Major Cast | |
---|---|
Angelina Jolie | as Lara Croft |
Gerard Butler | as Terry Sheridan |
Ciarán Hinds | as Jonathan Reiss |
Chris Barrie | as Hillary |
Noah Taylor | as Bryce |
Djimon Hounsou | as Kosa |
Til Schweiger | as Sean |
Simon Yam | as Chen Lo |
Terence Yin | as Xien |
Daniel Caltagirone | as Nicholas Petraki |
Fabiano Martell | as Jimmy Petraki |
Jonny Coyne | as Gus Petraki |
Robert Cavanah | as MI6 Agent Stevens |
Ronan Vibert | as MI6 Agent Calloway |
Lenny Juma | as Village Leader |
MPAA Rating: | PG-13 |
Production Companies: | * Paramount Pictures * Mutual Film Company * British Broadcasting Corporation (BBC) * Lawrence Gordon Productions * Eidos Interactive * October Pictures * Tele München Fernseh Produktionsgesellschaft (TMG) * Toho-Towa |
Distributors: | * Paramount Pictures (theatrical) * Paramount Home Video (VHS, DVD) * Warner Home Video (Blu-ray, DVD) |
Release Date (US): | 7/25/2003 |
Running Time: | 117 minutes |
Domestic Box Office (IMDB): | $65,653,758 (11/07/2003) |
Foreign Box Office: | $? |
Production Budget: | $95,000,000 (Est.) |
This time the object of the search is Pandora's Box.1 In the film's version, the pithos — now a literal box — contains a virulent plague which Reiss hopes his clients will disseminate. Then, he can step in with the antidote and be hailed as a hero. Lara Croft, conversely, intends to prevent this.

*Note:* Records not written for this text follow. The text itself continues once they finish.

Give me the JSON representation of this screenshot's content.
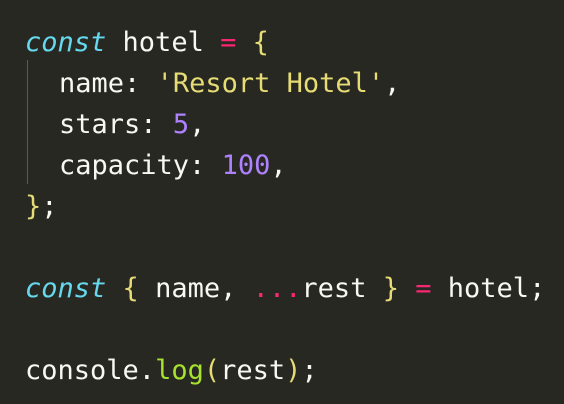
{
  "code": {
    "l1": {
      "kw": "const",
      "ident": "hotel",
      "eq": "=",
      "open": "{"
    },
    "l2": {
      "key": "name",
      "colon": ":",
      "value": "'Resort Hotel'",
      "comma": ","
    },
    "l3": {
      "key": "stars",
      "colon": ":",
      "value": "5",
      "comma": ","
    },
    "l4": {
      "key": "capacity",
      "colon": ":",
      "value": "100",
      "comma": ","
    },
    "l5": {
      "close": "}",
      "semi": ";"
    },
    "l7": {
      "kw": "const",
      "open": "{",
      "name": "name",
      "comma": ",",
      "spread": "...",
      "rest": "rest",
      "close": "}",
      "eq": "=",
      "ident": "hotel",
      "semi": ";"
    },
    "l9": {
      "obj": "console",
      "dot": ".",
      "method": "log",
      "open": "(",
      "arg": "rest",
      "close": ")",
      "semi": ";"
    }
  }
}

Lara joins an expedition searching for undersea artifacts off Santorini. She seeks the fabled Luna Temple, and has an idea that the recent earthquake might have changed the currents. Sure enough, she and her companions find it: an enormous room filled with treasures untold — and handy braziers still holding fuel after millennia, which they use to advantage.2 While her companions exult over the riches they anticipate, she goes for a glowing orb which contains the knowledge of where to find the Box. High above the statue of Alexander the Great she climbs. So she survives when Reiss's men show up and murder her companions. But she drops the orb, and they make off with it.

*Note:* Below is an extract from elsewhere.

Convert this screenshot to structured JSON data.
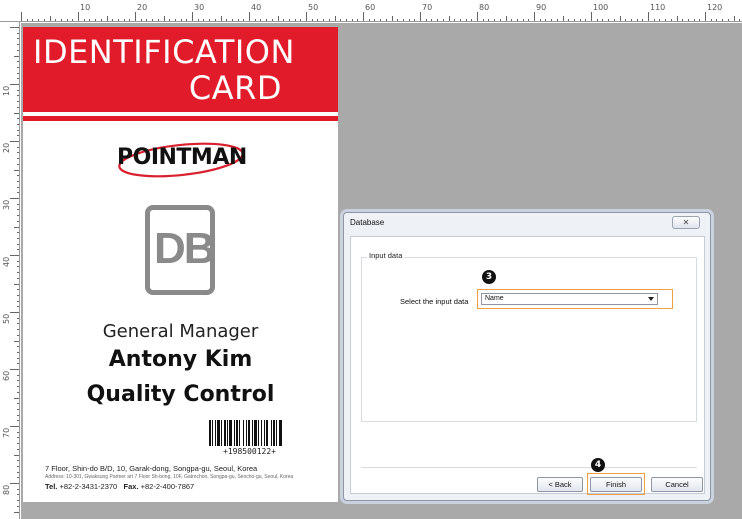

It develops that a sequence of sounds is required to unlock the orb's knowledge — sounds which are encoded into a medallion Lara possesses, and she has her team working on assembling this sequence. Reiss's team is in the process of decoding the sequence directly from the orb using powerful computers.
In a daring raid, Lara and her partner Jerry Sheridan steal back the orb. They separate (she by choice, he not), and Lara drops in on a Chinese family living aboard a junk. She uses their satellite television to contact her team and they finish the decoding. The sequence of sounds unlocks the orb, which displays an impressive map of Africa, giving Lara a rough idea of the location of the Box. Unfortunately, Reiss and his men are monitoring her team back in the States, and take them captive. Thus the scene is set for a final confrontation. A native tribe plays a part in this, but it comes down to Lara, her partner, and Reiss.

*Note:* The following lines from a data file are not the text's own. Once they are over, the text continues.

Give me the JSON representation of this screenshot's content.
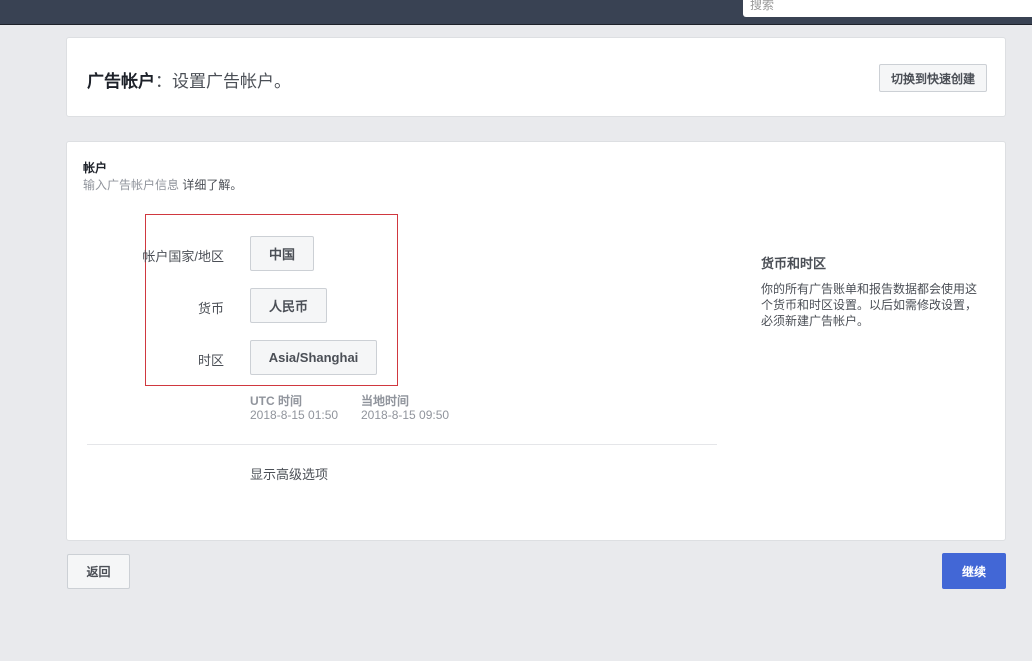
{
  "topbar": {
    "search_placeholder": "搜索"
  },
  "header": {
    "title_bold": "广告帐户",
    "title_rest": "：设置广告帐户。",
    "switch_button": "切换到快速创建"
  },
  "account": {
    "section_title": "帐户",
    "section_desc": "输入广告帐户信息",
    "learn_more": "详细了解。",
    "fields": [
      {
        "label": "帐户国家/地区",
        "value": "中国"
      },
      {
        "label": "货币",
        "value": "人民币"
      },
      {
        "label": "时区",
        "value": "Asia/Shanghai"
      }
    ],
    "utc_label": "UTC 时间",
    "utc_value": "2018-8-15 01:50",
    "local_label": "当地时间",
    "local_value": "2018-8-15 09:50",
    "advanced_link": "显示高级选项"
  },
  "side": {
    "title": "货币和时区",
    "text": "你的所有广告账单和报告数据都会使用这个货币和时区设置。以后如需修改设置，必须新建广告帐户。"
  },
  "footer": {
    "back": "返回",
    "continue": "继续"
  },
  "colors": {
    "accent": "#4267d6",
    "highlight": "#d0383f"
  }
}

Cradle of Life continues the tradition of portraying Lara Croft as a mix of Indiana Jones and James Bond. Indeed, she goes Bond one better; incorporating elements of Q, she is a master of electronics, and she speaks multiple foreign languages. There are plenty of over-the-top escapades: riding a shark out of the wreckage of the Luna Temple; escaping from Reiss's men by wing-suiting from the top of a Hong Kong skyscraper under construction to land on a freighter in the harbor; parachuting into a seat of the Land-Rover driven by her African contact Kosa.3
But this film is much less the comic book than Tomb Raider; it gives her a love scene and some character development with Sheridan, and better dialogue overall. There are glimpses of the support system she enjoys: the freighter and those wingsuits, for example, and the arrangement with the Khazakstan prison where Sheridan is held in the beginning. And the climax is better developed, forcing her to rely on wits rather than weapons, and to face not one but two moral quandaries. It puzzles me that IMDB users rate it the lower of the pair.
In the scene where Lara Croft and Sheridan jump off a building wearing wingsuits, the stunt was performed by the two men who developed the suits. No CGI, wires, nets, or other SFX were involved. This suit was invented by Patrick de Gayardon, who died in a parachute accident in April 1998 while testing a new type of parachute in Hawaii.
My Rating:
8 out of 10
Capsule review: While still having plenty of over-the-top escapades, Cradle of Life is less of a comic-book film than Tomb Raider. It has a better plot, better dialogue, and a wide variety of gorgeous exterior shots.4 It is a thoroughly enjoyable film on multiple levels.